Living a rich, gratifying life has a lot to do with relationships—your relationship with yourself and your relationship with others. Ann Kaiser Stearns wrote that, “The most self-loving action any of us performs in a lifetime is learning to develop…close friendships.” Engaging in caring relationships is critical to our emotional health and well-being, yet most of us never learned the life skills needed to develop them.
Due to their life conditioning, not all people have what it takes to be supportive, and not all unsupportive people can be avoided – for example, sometimes you can’t escape family members and co-workers. But, the idea here is to begin to identify the qualities that support you, spend time with people who embody those qualities, and, as much as possible, avoid people who are detrimental to your well-being. There are many ways to cultivate healthy relationships, the first of which is to become a supportive friend to others. Below are some qualities and behaviors that foster positive relationships – qualities and behaviors you can develop within yourself and which you can seek out in others:
Be a good sounding board.
When a friend wants to talk to you about something he’s going through—a crisis or problem—the best approach is simply to listen. Don’t offer advice without asking permission, because it may be that he just wanted to share his experience or vent his frustration about a situation. He may be looking for someone to validate his feelings. Understanding and compassion should be the order of the day.
Don’t be judgmental.
It’s important to avoid being judgmental – especially if your friend is sharing something that’s in conflict with your own values. Remember that other people are not you; take care not to impose your values onto someone else. Remember, everybody’s doing the best they can at any given moment.Avoid “shoulding” people.
I suggest refraining from telling people what they “should” or “shouldn’t” do. If you’re in a relationship with someone who has a habit of telling you what you should and shouldn’t do, that’s a red flag. Instead of listening, this person is basing their actions on assumptions about you or about the way you should be living your life.
Be empathetic.
Empathy is the act of putting yourself in another person’s shoes. It’s a trait you’ll want to develop in yourself and a quality you can be looking for in others. If someone tells you something painful, recounting a personal crisis she went through, or a difficult situation she faces, show compassion. The simple statement “I’m really sorry you had to go through that” can be the most supportive approach.
Practice emotional intelligence.
Look for, practice, and promote emotional maturity and intelligence in your relationships. Here’s an example. Say you’ve made plans with a friend to go out on New Year’s Eve, but you have to cancel because you have the flu. A supportive friend may be disappointed, but will be understanding. She might even offer to pick up some chicken soup or a movie for you. But, if your friend gets angry, it’s a tip-off that you’re not dealing with a supportive and emotionally mature person.
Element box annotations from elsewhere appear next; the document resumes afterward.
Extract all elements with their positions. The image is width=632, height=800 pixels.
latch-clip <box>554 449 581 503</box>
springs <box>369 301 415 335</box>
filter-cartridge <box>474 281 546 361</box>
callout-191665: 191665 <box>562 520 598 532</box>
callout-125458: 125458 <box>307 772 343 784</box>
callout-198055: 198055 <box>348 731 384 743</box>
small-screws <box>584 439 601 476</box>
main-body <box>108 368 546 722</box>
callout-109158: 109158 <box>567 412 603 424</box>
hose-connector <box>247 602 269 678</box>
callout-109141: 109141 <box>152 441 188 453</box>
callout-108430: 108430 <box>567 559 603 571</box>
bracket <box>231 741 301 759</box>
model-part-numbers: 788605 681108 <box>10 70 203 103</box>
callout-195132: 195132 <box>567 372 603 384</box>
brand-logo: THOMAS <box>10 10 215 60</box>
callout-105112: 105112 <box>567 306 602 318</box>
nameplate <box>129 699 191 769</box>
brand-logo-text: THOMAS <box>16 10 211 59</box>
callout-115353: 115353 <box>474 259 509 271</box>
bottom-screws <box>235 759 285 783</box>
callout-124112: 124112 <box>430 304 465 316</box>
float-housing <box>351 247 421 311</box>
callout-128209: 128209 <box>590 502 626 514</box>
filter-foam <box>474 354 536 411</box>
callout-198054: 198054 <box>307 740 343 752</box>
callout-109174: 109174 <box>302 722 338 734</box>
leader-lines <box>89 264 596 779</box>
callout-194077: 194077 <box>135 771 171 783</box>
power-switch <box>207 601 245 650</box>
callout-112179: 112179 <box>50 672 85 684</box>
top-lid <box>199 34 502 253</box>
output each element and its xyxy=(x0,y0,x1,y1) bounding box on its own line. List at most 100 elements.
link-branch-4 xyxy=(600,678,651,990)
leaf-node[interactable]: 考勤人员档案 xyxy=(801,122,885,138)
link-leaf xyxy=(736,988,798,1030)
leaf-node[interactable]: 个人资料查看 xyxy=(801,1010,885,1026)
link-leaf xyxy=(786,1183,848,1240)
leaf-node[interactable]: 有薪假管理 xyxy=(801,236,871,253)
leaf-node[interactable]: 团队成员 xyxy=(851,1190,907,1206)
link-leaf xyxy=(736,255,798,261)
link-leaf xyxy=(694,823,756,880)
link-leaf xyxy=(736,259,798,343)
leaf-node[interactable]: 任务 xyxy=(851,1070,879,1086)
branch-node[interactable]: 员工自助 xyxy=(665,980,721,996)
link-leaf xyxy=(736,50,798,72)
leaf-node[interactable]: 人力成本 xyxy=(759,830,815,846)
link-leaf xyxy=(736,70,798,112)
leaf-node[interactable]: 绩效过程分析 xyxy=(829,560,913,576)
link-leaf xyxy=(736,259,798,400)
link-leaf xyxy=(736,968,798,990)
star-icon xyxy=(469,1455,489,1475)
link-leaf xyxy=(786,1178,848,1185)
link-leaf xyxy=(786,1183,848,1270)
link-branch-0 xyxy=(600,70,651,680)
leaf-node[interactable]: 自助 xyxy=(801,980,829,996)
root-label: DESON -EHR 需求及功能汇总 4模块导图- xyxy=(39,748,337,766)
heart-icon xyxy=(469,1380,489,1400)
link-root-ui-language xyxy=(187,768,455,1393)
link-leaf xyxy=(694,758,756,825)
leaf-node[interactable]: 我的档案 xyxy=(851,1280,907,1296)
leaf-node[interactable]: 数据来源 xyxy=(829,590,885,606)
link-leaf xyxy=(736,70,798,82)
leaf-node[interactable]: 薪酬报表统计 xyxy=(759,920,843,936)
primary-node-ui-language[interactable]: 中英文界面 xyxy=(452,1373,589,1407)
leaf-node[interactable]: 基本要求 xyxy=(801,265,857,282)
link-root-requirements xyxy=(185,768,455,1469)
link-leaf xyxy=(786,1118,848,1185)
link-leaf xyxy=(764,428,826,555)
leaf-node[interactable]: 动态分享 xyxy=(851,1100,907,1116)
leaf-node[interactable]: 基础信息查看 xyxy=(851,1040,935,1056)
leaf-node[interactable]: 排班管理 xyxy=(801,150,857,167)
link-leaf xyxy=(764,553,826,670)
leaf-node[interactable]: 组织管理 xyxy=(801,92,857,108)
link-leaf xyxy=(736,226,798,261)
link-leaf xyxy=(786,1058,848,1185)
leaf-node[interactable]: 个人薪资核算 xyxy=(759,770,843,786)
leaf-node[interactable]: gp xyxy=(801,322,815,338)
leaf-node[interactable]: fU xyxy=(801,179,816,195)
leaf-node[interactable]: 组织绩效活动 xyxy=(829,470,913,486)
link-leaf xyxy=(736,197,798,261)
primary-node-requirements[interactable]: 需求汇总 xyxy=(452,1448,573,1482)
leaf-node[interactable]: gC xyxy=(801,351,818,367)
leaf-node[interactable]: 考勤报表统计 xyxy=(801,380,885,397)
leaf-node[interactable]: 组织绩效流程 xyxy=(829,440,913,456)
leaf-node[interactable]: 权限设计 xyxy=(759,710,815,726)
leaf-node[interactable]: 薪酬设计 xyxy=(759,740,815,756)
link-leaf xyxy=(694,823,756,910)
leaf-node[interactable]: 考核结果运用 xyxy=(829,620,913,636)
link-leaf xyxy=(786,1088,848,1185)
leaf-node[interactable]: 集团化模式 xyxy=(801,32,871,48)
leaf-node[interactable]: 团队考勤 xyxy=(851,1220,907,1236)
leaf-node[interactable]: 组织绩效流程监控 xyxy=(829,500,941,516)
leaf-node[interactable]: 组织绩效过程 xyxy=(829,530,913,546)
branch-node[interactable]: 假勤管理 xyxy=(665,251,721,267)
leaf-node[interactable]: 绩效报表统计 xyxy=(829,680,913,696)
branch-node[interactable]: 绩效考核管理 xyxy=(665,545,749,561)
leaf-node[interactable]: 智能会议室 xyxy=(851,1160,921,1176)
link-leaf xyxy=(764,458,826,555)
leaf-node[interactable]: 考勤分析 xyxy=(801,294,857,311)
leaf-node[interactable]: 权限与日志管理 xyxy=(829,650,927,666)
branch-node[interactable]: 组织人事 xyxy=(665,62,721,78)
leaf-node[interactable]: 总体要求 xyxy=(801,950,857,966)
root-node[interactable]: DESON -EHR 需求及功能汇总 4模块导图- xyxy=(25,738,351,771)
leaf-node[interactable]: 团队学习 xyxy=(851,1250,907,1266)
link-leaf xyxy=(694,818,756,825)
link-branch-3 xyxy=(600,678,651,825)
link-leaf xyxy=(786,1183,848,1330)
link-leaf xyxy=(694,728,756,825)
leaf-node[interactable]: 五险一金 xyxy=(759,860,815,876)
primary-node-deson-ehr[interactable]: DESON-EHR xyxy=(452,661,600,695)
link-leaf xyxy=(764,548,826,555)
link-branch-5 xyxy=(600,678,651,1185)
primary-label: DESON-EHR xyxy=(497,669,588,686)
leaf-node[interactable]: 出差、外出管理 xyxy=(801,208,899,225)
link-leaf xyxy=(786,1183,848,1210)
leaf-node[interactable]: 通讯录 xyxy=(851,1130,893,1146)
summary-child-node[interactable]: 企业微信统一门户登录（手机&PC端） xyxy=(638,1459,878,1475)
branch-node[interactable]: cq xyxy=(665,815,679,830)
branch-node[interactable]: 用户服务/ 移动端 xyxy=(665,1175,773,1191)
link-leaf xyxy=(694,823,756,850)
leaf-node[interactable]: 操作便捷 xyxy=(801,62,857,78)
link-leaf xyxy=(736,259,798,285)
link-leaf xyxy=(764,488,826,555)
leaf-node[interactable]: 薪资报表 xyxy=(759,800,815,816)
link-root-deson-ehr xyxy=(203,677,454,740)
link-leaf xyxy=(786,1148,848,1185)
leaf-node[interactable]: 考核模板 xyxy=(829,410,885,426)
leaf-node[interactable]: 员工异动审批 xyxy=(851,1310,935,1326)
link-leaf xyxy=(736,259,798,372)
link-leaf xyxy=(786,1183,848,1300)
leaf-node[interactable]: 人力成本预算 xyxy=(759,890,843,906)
Cultivate effective communication skills.
You’ll encounter occasional conflicts with any friend. Those conflicts present you with an opportunity to determine whether you can meet each other on an emotionally mature footing. For example, I had a friend who snapped at me, early in our relationship, when I called her at an inconvenient time. In response, I didn’t blame her or counterattack; instead, I carefully composed an e-mail, saying: “I apologize for disturbing you last night. I tend to be sensitive to harsh communication styles, and although it may not have been your intention, I experienced your response as harsh. When you feel upset with me, it would be great if you could communicate your feelings in a more gentle way. I respond much better to that kind of communication.” She responded by calling me and apologizing. She was able to say: “I can be abrupt, especially when I feel like my space is being invaded. I’m sorry I snapped at you and I’ll try to be more sensitive going forward” As a result, our relationship has continued to grow and she has become one of my dearest friends.
Be emotionally honest.
Emotional honesty, which involves the willingness to be vulnerable, is central to sharing healthy relationships. For example, what if a friend says something hurtful to you? “You look like you’ve put on weight,” or “I saw your ex-husband last night with his new girlfriend and he looked really happy.” It’s important to tell that person how you feel. You might say: “I’m having a reaction to what you just said. It may not have been your intention, but I found what you said hurtful.” Many people believe that vulnerability is a sign of weakness. I see it, instead, as having the courage to be authentic. By saying, “I’m feeling hurt,” you’re laying yourself wide open. But it’s a gesture that shows other people that you care enough about them and the relationship to share who you really are, and you’re inviting them to be who they really are. And, when you do, the other person’s response speaks volumes. It will let you know whether or not this is a supportive person with whom you want to engage.
Know when to let go.
Every relationship hits bumps along the way, which is when effective communication becomes especially important. It helps you find out whether you can effectively work through a conflict and negotiate your differences with someone else. If you can’t – if the other person is not emotionally mature enough, not far enough along in his own development—you may find it’s better to let the relationship go. Then, rather than create an unpleasant drama, you can disengage in a respectful way. You can say: “I don’t think we’re a good fit as friends.” Or “I think our values or lifestyles are just too different to support a friendship.” The better you know yourself, the easier it is to assess whether people are a good fit as part of your outer support system.